[January 14, 2020] “Death to the Dictator” was the chant from Iranians after demonstrations that broke out at several Tehran universities.1 These political problems come in the aftermath of Iran’s leaders adamantly denying involvement in the crash of a civilian passenger airplane. For three days, Iran blamed the plane’s crash on an engine malfunction. What the leaders learned quickly was that there are consequences for lying.
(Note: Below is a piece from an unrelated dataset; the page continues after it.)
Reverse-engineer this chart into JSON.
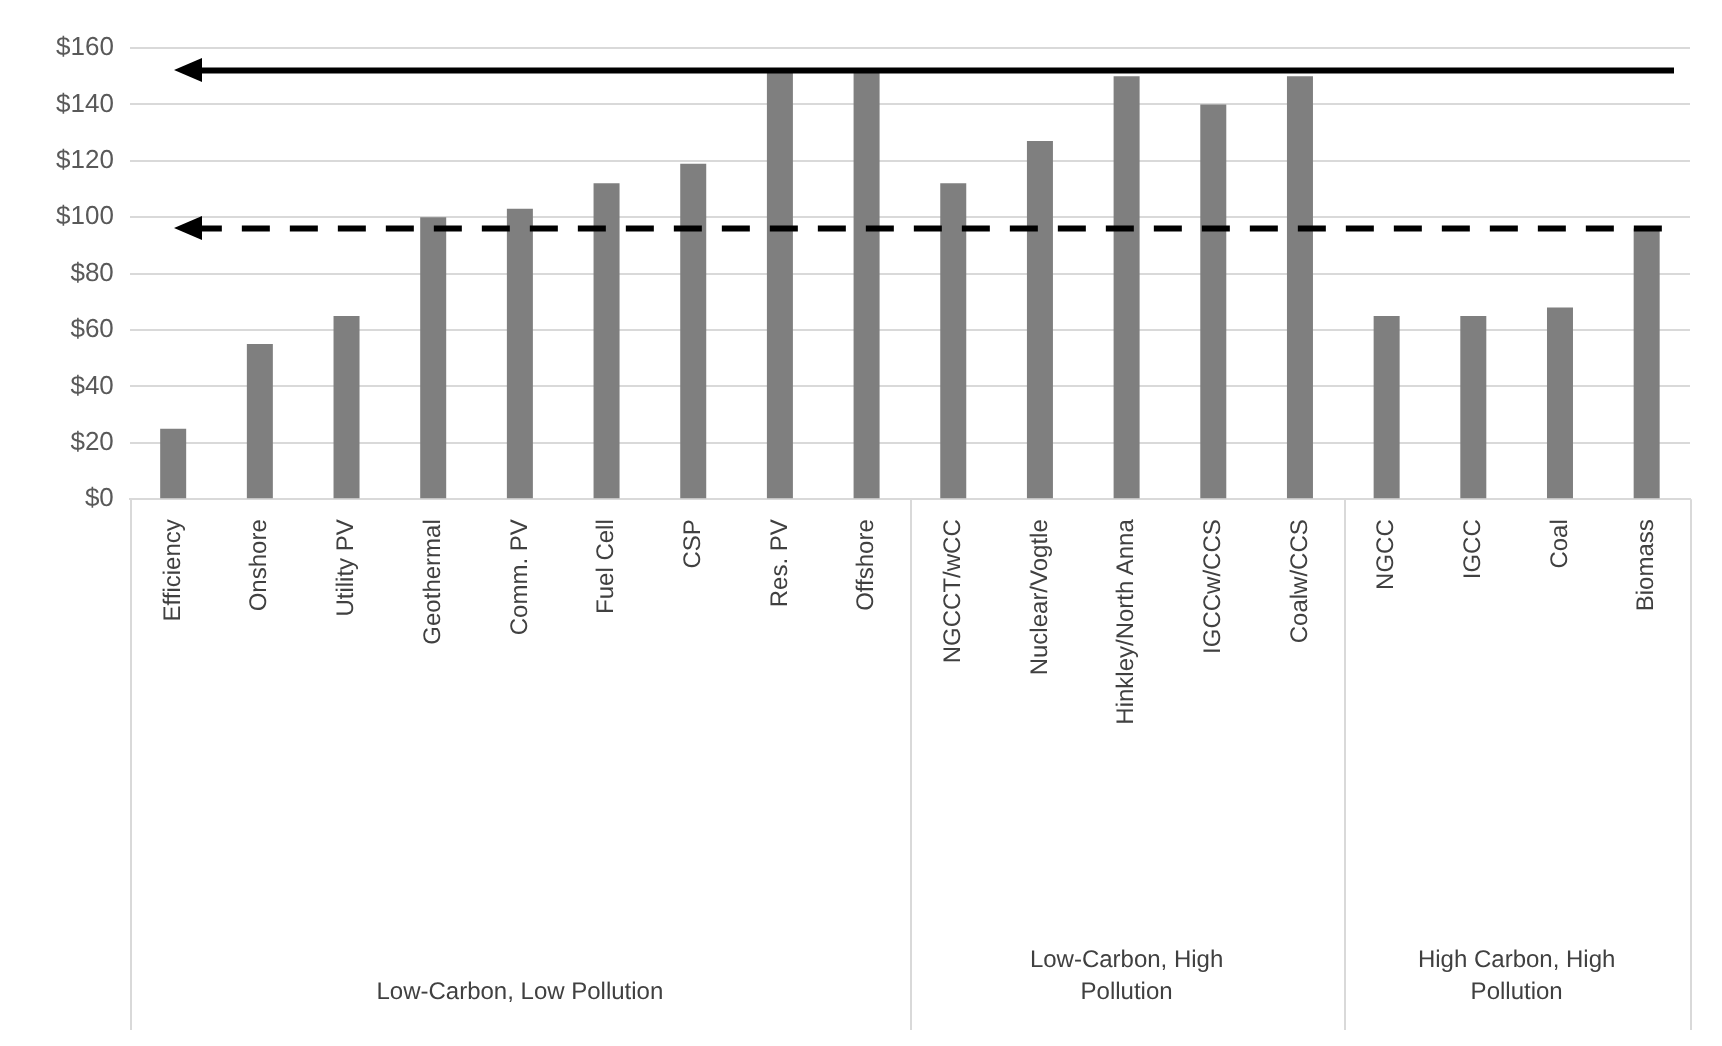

Lying is something we all struggle to control. But in some cultures, lying is tolerated, if done for a “good reason.” Some say that leaders in the Middle East are always after the best possible deal they can get, no matter what it takes, and “that includes lying,” according to U.S. Rep. Duncan Hunter (R-CA). It is “honorable and heroic to successfully lie and deceive the infidels,” in this case Americans.2
Successful lying in today’s electronic and social-media-filled world is difficult. There can be a severe blowback when high-ranking government officials lie to deflect blame for poor decision-making. The old joke that politicians are lying only when their lips are moving is apt in this situation.
Iran had vowed revenge for the U.S. killing of General Qassem Soleimani while he was at the Baghdad, Iraq airport (see my earlier comments here). There was a promise by senior government officials that America would pay for the “assassination.” Rockets were fired from Iran onto U.S. bases in Iraq.3 No one was killed. But the Iranian government claimed that 30 American servicemen were eliminated in the retaliatory strike — another lie.
Iran’s Ayatollah Seyed Ali Khamenei went public to admit his regime had mistakenly shot down the civilian passenger plane; killing all 176 aboard including many Iranians. What began as vigils for Iranian lives lost on the flight soon turned to outrage at the regime. Angry crowds gathered around Tehran and other cities to send a clear message that they will not tolerate their government lying to them. “Death to liars” and “Death to the Islamic Republic” were other chants at the demonstrations. In a theocratic dictatorship, this is rare and not tolerated.
Deflecting blame is another tactic of dictatorships. By doing so, it gives that person a pass on their culpability and failures. It didn’t take long. After the acknowledgment that Iranian air defense forces shot down the passenger plane, the Iranian government blamed it on “US adventurism” for the fatal error. A government spokesman said that the delay in releasing the information was not aimed at hiding the issue but it is the routine drill first to study the case.
More lies from the Iranian government, which all can see, continues. Iranian President Hassan Rouhani released a statement saying that “The Islamic Republic of Iran deeply regrets this disastrous mistake.” I bet they do but not for the reasons they imply.